On the issue of partition of Bengal, Tilak rejected the moderate approach of Congress and jumped into the Vande Mahataram movement along with nationalist like Lala Lajpat Rai, Bipinchandra Pal and Aravinda Ghose. He Lunched the Nationalist Party in 1960 and started the Home-Rule League along with an Irish Lady, Ms. Annie Besant. He also started Swadeshi campaigns, organized a “paisa fund” to help develop Indian industry, picketed against foreign goods and arranged bonfires of foreign cloth as an expression of boycott. Foreign cloths become a symbol of exploitation of India because the British exported raw material from Indian and sold it back in the country a manufactured goods at a high rate. He realized that mere protest against British rule would not help anymore and instated on native production and self-reliance. So he told the masses: “we have no arms, but there is no necessity. But our strong political weapon is boycott. Organize your powers and then go to work so that they cannot refuse you what you demand”.

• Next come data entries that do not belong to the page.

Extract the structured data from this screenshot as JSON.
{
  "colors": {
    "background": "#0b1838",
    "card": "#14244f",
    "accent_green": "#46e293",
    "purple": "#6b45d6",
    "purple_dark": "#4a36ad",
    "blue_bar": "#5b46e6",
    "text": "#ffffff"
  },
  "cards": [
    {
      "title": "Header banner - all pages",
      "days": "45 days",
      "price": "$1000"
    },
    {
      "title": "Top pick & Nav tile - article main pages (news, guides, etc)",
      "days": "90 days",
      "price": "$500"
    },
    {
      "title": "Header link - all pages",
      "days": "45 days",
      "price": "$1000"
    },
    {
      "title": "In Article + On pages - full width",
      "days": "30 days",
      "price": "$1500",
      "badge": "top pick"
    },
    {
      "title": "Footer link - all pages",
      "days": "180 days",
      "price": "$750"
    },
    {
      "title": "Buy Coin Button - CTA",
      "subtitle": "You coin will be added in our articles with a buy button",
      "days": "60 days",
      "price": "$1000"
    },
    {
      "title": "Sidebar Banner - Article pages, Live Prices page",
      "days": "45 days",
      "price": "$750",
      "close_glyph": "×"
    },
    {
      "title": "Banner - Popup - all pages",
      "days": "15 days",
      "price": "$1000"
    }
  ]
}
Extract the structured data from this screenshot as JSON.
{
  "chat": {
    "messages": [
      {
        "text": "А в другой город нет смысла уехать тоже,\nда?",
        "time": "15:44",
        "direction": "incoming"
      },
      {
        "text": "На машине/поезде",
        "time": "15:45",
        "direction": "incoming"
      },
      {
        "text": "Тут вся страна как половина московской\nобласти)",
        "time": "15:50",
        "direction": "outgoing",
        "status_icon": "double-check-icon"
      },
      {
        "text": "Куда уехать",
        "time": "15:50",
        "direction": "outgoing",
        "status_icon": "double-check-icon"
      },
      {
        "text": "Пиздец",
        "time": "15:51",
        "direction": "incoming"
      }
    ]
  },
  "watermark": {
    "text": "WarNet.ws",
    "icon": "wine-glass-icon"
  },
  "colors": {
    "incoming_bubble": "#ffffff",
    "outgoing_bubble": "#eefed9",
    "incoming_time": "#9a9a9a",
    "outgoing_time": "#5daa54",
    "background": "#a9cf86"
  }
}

Instead of his conservative outlook towards social reforms he was a pioneer to foresee that mass support was needed to make his motherland free from imperialistic clutches. So without bothering about the Newspaper Act (amended), which empowered the authorities to confiscate any press and launch prosecution for any act of sedition, he boldly wrote articles to promote boycott and to demand independence. He was arrested on 24th June, 1908, on charge of inciting violence through his articles, “the countries misfortune” and “These remedies are not lasting “published in the “Kesari”. As the trail began Tilak advocated his own case and pleaded “not guilty” till the last. When the jury asked him to make his final statement before the sentence of exile was pronounced, Tilak said that, “all I wish to say that, in spite of the verdict of the jury, I maintain that I am innocent. There are higher powers that rule the destiny of man and nations and it may be the will of providence that the cause I represent may prosper more by my suffering than by my remaining free”.
The book “Geeta Rahasya”, a classic commentary of Bhagavad Geeta, the sacred book of Hindus was written by him in Marathi during his imprisonment at Mandalay. He stressed on his commentary that Geeta taught nothing but action (Karma) Religion and spiritual message were secondary and the need of the hour was to arise and Fight. This lord Krishna’s Message to Arjuna.
Tilak’s wife died at Pune while he was still in Mandalay prison of Burma and the news reached him only after a week. He felt distressed due to his absence at her death bed.
By the time Tilak completed his six year prison term, he became the unquestioned leader of the Indians – the uncrowned King. He was known as the Tilak Maharaj. There was unprecedented jubilation after his release and return to India. Civil resistance, the concept of Swaraj and nationalism had taken deep roots. His suffering bore fruit. A band of leaders full of zeal’s for nationalism and self-sacrifice was coming up. National schools were coming up in all corners of India. He paved the way for Khadi, picketing against the foreign goods and alcoholism. Mahatma Gandhi took the work after his death in 1920 and gave a concrete shape to his idea of Swadeshi.
He launched the Congress Democratic Party in 1920 but before he could take up the action he suddenly died on 1st of August. He had sacrificed his personal life, profession, name and fame for the sake of the country.